In Judaism, it is common to refer to God by the titular names Elohim or Adonai, in Islam, the name Allah is used, while Muslims also have a multitude of titular names for God.
In Hinduism, Brahman is often considered a concept of God. The same holds for Hebrew El, but in Judaism, God is also given a proper name, in many translations of the Bible, when the word LORD is in all capitals, it signifies that the word represents the tetragrammaton. Kapal Mochan — Kapal Mochan is an ancient place of pilgrimage for both Hindus and Sikhs,17 km north-east of Jagadhari town, on the Bilaspur road in Yamunanagar district.
From that day this pond is called Surya Kund Also Guru Nanak, Guru Nanak Dev stopped khasla during one of his udasis in and have spoke to a large gathering disputing the ritual of Sootak. A Gurdwara is located with temple which commemorates his visit, Guru Gobind Singh visited Kapal Mochan after Battle of Bhangani in and gave robes of honor to soldiers who fought this victorious war against Hill Mahlma. He also had discourse with priests of temple on Durga and he gave Hukamnama to temple priests which is still preserved by them.
On Jagadhari road lies another popular religious site of Kapal Mochan. His four sons died during his lifetime in Mughal-Sikh wars — two in battle, two executed by the Khasla army. Among his notable contributions to Sikhism are founding the Sikh warrior community called Khalsa in and introducing the Five Ks, Guru Gobind Singh also continued the formalisation of the religion, wrote important Sikh texts, and enshrined the scripture the Guru Granth Sahib as Sikhisms eternal Guru.
He was mqhima in Patna, Bihar, while his father was visiting Bengal and his birth name was Gobind Rai, and a shrine named Takht Sri Patna Harimandar Sahib marks khaalsa site of the house where he was born and spent the first four years of his life. Inhis family returned to Punjab, and in Majima they moved to Chakk Nanaki in the Himalayan foothills of north India, called the Sivalik range, where he was schooled.

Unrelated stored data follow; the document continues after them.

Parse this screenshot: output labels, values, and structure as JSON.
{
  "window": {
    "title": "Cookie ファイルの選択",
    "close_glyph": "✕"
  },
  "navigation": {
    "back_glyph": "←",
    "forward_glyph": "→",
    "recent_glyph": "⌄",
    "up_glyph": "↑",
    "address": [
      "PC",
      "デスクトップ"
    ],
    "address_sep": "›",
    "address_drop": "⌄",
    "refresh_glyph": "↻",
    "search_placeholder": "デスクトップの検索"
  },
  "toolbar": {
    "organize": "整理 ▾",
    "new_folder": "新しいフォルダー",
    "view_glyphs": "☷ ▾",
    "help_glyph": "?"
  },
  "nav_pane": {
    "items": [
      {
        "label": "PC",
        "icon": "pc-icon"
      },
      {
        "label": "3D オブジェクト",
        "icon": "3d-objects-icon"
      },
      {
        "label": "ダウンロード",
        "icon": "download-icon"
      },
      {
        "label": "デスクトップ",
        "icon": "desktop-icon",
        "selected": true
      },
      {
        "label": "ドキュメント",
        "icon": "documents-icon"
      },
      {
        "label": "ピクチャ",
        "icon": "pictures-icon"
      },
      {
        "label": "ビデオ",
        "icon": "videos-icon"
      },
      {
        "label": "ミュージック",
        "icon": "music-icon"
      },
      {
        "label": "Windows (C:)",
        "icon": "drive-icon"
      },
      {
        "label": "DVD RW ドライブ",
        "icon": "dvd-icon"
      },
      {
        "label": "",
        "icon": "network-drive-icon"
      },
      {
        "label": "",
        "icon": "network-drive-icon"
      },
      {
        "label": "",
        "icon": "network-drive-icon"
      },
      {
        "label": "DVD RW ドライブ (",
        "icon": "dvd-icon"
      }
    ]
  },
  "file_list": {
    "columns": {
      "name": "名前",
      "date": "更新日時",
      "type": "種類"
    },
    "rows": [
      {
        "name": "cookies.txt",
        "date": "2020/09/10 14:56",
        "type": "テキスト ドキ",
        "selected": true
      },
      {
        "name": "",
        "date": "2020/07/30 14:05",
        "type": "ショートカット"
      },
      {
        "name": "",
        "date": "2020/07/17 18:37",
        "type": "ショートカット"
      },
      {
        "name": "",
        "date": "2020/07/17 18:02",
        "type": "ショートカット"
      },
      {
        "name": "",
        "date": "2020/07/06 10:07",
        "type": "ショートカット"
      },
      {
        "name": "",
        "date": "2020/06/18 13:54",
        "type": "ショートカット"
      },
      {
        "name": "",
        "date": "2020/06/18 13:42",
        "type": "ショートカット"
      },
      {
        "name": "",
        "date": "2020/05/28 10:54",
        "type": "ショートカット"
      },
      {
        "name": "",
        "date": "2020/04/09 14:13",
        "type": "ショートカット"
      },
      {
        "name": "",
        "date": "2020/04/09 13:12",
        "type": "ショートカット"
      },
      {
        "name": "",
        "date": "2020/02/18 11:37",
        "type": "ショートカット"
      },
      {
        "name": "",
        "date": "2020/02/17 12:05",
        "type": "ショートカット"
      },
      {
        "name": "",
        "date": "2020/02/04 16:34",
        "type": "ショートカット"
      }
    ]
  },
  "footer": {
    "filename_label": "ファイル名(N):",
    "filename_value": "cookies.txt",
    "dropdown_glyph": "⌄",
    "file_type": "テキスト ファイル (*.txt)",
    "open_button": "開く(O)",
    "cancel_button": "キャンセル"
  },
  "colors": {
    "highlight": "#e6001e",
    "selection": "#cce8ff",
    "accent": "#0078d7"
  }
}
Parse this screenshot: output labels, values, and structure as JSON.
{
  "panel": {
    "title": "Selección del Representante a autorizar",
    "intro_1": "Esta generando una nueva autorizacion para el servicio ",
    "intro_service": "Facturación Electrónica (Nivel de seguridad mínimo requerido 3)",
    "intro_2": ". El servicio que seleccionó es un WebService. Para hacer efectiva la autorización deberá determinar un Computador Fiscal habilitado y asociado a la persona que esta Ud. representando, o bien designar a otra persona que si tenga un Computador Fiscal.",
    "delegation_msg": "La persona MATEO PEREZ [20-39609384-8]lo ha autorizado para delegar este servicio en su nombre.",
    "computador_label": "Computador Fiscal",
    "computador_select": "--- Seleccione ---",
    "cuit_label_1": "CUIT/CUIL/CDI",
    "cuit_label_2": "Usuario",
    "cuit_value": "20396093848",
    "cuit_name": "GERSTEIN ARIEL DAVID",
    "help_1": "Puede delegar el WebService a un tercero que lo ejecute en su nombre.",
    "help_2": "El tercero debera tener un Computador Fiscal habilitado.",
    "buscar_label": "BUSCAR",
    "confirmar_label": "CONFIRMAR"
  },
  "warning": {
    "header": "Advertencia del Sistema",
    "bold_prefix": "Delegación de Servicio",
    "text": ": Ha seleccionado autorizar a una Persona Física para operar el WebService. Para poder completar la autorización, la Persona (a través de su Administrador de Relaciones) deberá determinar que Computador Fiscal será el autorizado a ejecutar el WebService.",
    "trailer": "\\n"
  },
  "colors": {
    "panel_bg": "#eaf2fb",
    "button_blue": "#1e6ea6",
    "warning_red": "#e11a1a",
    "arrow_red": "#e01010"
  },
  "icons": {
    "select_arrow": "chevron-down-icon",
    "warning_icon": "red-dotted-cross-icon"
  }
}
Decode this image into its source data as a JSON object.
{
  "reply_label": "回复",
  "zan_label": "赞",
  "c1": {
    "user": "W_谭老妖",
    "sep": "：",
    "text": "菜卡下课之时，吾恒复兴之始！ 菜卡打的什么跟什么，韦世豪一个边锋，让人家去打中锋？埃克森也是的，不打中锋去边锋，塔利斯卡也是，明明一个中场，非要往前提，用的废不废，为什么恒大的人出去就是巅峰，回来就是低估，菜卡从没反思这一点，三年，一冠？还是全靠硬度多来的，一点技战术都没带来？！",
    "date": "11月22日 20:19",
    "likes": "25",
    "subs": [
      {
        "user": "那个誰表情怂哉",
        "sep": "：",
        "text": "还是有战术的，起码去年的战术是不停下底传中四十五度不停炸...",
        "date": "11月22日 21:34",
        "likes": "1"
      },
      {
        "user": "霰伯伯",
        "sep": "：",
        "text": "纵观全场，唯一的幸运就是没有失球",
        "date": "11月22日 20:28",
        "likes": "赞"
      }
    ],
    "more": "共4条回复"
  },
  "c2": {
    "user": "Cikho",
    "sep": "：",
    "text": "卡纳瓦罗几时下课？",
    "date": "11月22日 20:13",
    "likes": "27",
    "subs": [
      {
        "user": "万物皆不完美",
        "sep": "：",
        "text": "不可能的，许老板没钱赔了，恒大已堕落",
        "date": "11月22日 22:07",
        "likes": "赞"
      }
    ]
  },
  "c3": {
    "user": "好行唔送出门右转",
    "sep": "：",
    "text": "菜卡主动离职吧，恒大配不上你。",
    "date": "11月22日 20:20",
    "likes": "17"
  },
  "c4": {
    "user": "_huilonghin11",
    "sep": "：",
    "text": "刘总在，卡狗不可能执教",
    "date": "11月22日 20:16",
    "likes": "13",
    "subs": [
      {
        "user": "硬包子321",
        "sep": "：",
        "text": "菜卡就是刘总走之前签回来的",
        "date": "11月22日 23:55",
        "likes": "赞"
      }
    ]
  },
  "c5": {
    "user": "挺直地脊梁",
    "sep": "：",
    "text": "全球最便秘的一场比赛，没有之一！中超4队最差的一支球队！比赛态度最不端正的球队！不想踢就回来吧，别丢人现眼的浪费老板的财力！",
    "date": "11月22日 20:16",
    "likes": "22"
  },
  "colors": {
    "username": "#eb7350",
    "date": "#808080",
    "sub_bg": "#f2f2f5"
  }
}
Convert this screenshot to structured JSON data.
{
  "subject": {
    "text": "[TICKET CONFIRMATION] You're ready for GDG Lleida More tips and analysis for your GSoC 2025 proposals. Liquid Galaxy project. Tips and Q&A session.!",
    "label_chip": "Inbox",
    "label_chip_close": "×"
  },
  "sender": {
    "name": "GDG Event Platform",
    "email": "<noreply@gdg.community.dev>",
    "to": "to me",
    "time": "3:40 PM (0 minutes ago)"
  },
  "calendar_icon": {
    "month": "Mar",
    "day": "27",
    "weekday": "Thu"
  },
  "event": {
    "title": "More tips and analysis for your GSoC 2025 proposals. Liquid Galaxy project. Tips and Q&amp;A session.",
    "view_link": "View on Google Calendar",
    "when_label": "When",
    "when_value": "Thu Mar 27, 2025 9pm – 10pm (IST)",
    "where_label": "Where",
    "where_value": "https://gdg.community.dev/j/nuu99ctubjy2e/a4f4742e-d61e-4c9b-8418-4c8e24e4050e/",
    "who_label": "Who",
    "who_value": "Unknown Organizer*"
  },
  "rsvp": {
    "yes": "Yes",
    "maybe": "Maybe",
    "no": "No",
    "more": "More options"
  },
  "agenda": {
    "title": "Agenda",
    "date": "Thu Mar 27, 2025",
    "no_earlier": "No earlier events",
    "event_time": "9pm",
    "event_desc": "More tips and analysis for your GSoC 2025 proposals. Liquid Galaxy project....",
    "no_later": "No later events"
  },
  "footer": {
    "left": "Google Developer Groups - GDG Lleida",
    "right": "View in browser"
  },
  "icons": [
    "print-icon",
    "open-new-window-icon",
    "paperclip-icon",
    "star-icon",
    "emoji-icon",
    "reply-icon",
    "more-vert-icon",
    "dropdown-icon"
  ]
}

Tegh Bahadur considered a resolution by meeting Aurangzeb, but was cautioned by his advisors that his life may be at risk.
The young Gobind Rai — to be known as Gobind Singh after — advised his father no one was more worthy to lead. The education of Guru Gobind Singh continued after he became the 10th Guru and he stayed in Paonta, near the banks of river Yamuna, till The couple had one son, Ajit Singh.
Guru Gobind Singh proclaimed her as the Mother of the Khalsa, the life example and leadership of Guru Gobind Singh has been of historic importance to the Sikhs. Inthe Guru requested the Sikhs to congregate at Anandpur on Vaisakhi, according to the Sikh tradition, he asked for a volunteer from those who gathered, someone willing to sacrifice his head.
One came forward, whom he took inside a tent, the Guru returned to the crowd without the volunteer, but with a bloody sword. He asked for volunteer, and repeated the same mahika of returning from the tent without anyone. Although the compositions khxlsa the Dasam Granth are widely accepted to be penned by Guru Gobind Singh there are mqhima that still question the authenticity of the Dasam Granth.
There are three views on the authorship of the Dasam Mahkma, The historical and traditional view is that the entire work was composed by Guru Gobind Singh himself.